As Kant said: “it is the supersensible, through taste, that brings reason into harmony with itself.”[5]
And yet, in terms of the human and universal, there is hardly anything more untrustworthy than taste. But: how can a thing that is so untrustworthy be the harmonising agent of reason? And, what are the consequences of this untrustworthiness of taste?
TASTE AND IDEOLOGY
To answer these questions, we need to examine how ideology uses taste to perpetuate itself. Here, perhaps, a viral analogy can be used: The viruses of ideologies insert themselves into the cells of taste in order to propagate themselves throughout the System. And as ideology is a divisor and anti-human force, the harmonising and humanising potential of taste is constantly mitigated.
Yet, it remains our only hope – and for this reason taste must be cared for and cultured towards the human, away from the ideological. It is ideological taste which perpetuates the social and environmental antagonisms we are faced with today. Refinement of tastes is, therefore, a humanising process concerned with universals and archetypes; with what connects us to each other and to the world, rather than what separates us.
TASTE
Taste is a mixture of both the aesthetic and the rational. The aesthetic is intuitive by nature, the rational is analytic, and taste is intuitive and analytic at the same time. It is in this combination of intuition and analysis that makes taste so important. But in order to be effective as humanising agent, it needs to be carefully refined. Perhaps there can be no more important labour for humanity than this refinement of our personal tastes.[6]
REFINED (UNIVERSAL) TASTE
A universal taste, for example, is one that still believes in good and beauty, but good and beauty themselves are universal and ideal concepts. For this reason, and in order to anchor the ideal in a coherent world-view, it is necessary to see the Universe as a purposive thing. It is only through this anti-nihilistic world-view that human progress is possible. Within our economy-obsessed System, progress is taken away from the domain of the human and invested completely in the realm of the economy under the guise of growth. But growth is not progress, because growth in the economy is always quantitative and never qualitative, whilst human progress must always be seen as an improvement in the quality of life for all human beings.
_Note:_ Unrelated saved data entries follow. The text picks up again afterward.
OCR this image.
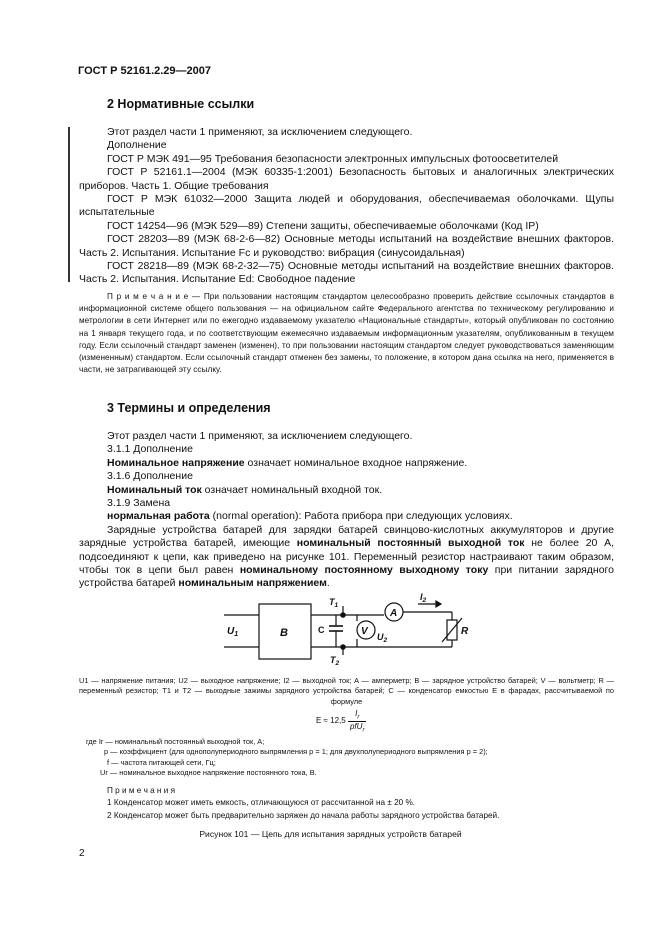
ГОСТ Р 52161.2.29—2007
2 Нормативные ссылки

Этот раздел части 1 применяют, за исключением следующего.

Дополнение

ГОСТ Р МЭК 491—95 Требования безопасности электронных импульсных фотоосветителей

ГОСТ Р 52161.1—2004 (МЭК 60335-1:2001) Безопасность бытовых и аналогичных электрических приборов. Часть 1. Общие требования

ГОСТ Р МЭК 61032—2000 Защита людей и оборудования, обеспечиваемая оболочками. Щупы испытательные

ГОСТ 14254—96 (МЭК 529—89) Степени защиты, обеспечиваемые оболочками (Код IP)

ГОСТ 28203—89 (МЭК 68-2-6—82) Основные методы испытаний на воздействие внешних факторов. Часть 2. Испытания. Испытание Fc и руководство: вибрация (синусоидальная)

ГОСТ 28218—89 (МЭК 68-2-32—75) Основные методы испытаний на воздействие внешних факторов. Часть 2. Испытания. Испытание Ed: Свободное падение

П р и м е ч а н и е — При пользовании настоящим стандартом целесообразно проверить действие ссылочных стандартов в информационной системе общего пользования — на официальном сайте Федерального агентства по техническому регулированию и метрологии в сети Интернет или по ежегодно издаваемому указателю «Национальные стандарты», который опубликован по состоянию на 1 января текущего года, и по соответствующим ежемесячно издаваемым информационным указателям, опубликованным в текущем году. Если ссылочный стандарт заменен (изменен), то при пользовании настоящим стандартом следует руководствоваться заменяющим (измененным) стандартом. Если ссылочный стандарт отменен без замены, то положение, в котором дана ссылка на него, применяется в части, не затрагивающей эту ссылку.

3 Термины и определения

Этот раздел части 1 применяют, за исключением следующего.

3.1.1 Дополнение

Номинальное напряжение означает номинальное входное напряжение.

3.1.6 Дополнение

Номинальный ток означает номинальный входной ток.

3.1.9 Замена

нормальная работа (normal operation): Работа прибора при следующих условиях.

Зарядные устройства батарей для зарядки батарей свинцово-кислотных аккумуляторов и другие зарядные устройства батарей, имеющие номинальный постоянный выходной ток не более 20 А, подсоединяют к цепи, как приведено на рисунке 101. Переменный резистор настраивают таким образом, чтобы ток в цепи был равен номинальному постоянному выходному току при питании зарядного устройства батарей номинальным напряжением.

$U_1$	B	C
$T_1$
$T_2$
A
V $U_2$
$I_2$
R

U1 — напряжение питания; U2 — выходное напряжение; I2 — выходной ток; A — амперметр; B — зарядное устройство батарей; V — вольтметр; R — переменный резистор; T1 и T2 — выходные зажимы зарядного устройства батарей; C — конденсатор емкостью E в фарадах, рассчитываемой по формуле

E ≈ 12,5
$I_r$
pfU$_r$
где Ir — номинальный постоянный выходной ток, А;
p — коэффициент (для однополупериодного выпрямления p = 1; для двухполупериодного выпрямления p = 2);
f — частота питающей сети, Гц;
Ur — номинальное выходное напряжение постоянного тока, В.

П р и м е ч а н и я

1 Конденсатор может иметь емкость, отличающуюся от рассчитанной на ± 20 %.

2 Конденсатор может быть предварительно заряжен до начала работы зарядного устройства батарей.

Рисунок 101 — Цепь для испытания зарядных устройств батарей
2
Aesthetic and moral concepts are purposive things. Things we are striving to make; discover; be: and all of them carry a sense of improvement in them.
The purposiveness of taste is both realist and idealist: the real is a process we are necessarily moving through before the ideal can ever be realised or attained, or, perhaps, even discovered. Accident is part of the real, but it is the real that makes the accidental possible.
In order for taste to become something of worth again, we need to anchor it to the ideals of universal purposiveness in order for real to move at last in a purposeful direction.
[1] Antinomy, Encyclopædia Britannica Online
[2] Immanuel Kant, CRITIQUE OF JUDGEMENT, p. 168
[3] See https://pauladkin.wordpress.com/2012/08/24/the-middle-way/
[4] Kant, CRITIQUE OF JUDGEMENT, p. 168
[5] Ibid. p. 169
[6] We are not advocating snobbism here, but a humanising process. Snobberies divide and are anti-human because of that. Refining our tastes towards appreciating what we all have is common and the archetypal forces that direct our collective subconscious has nothing to do with snobbery at all. What we are talking about lies closer to religion, but religion without ideology – and religion is now infested with ideology.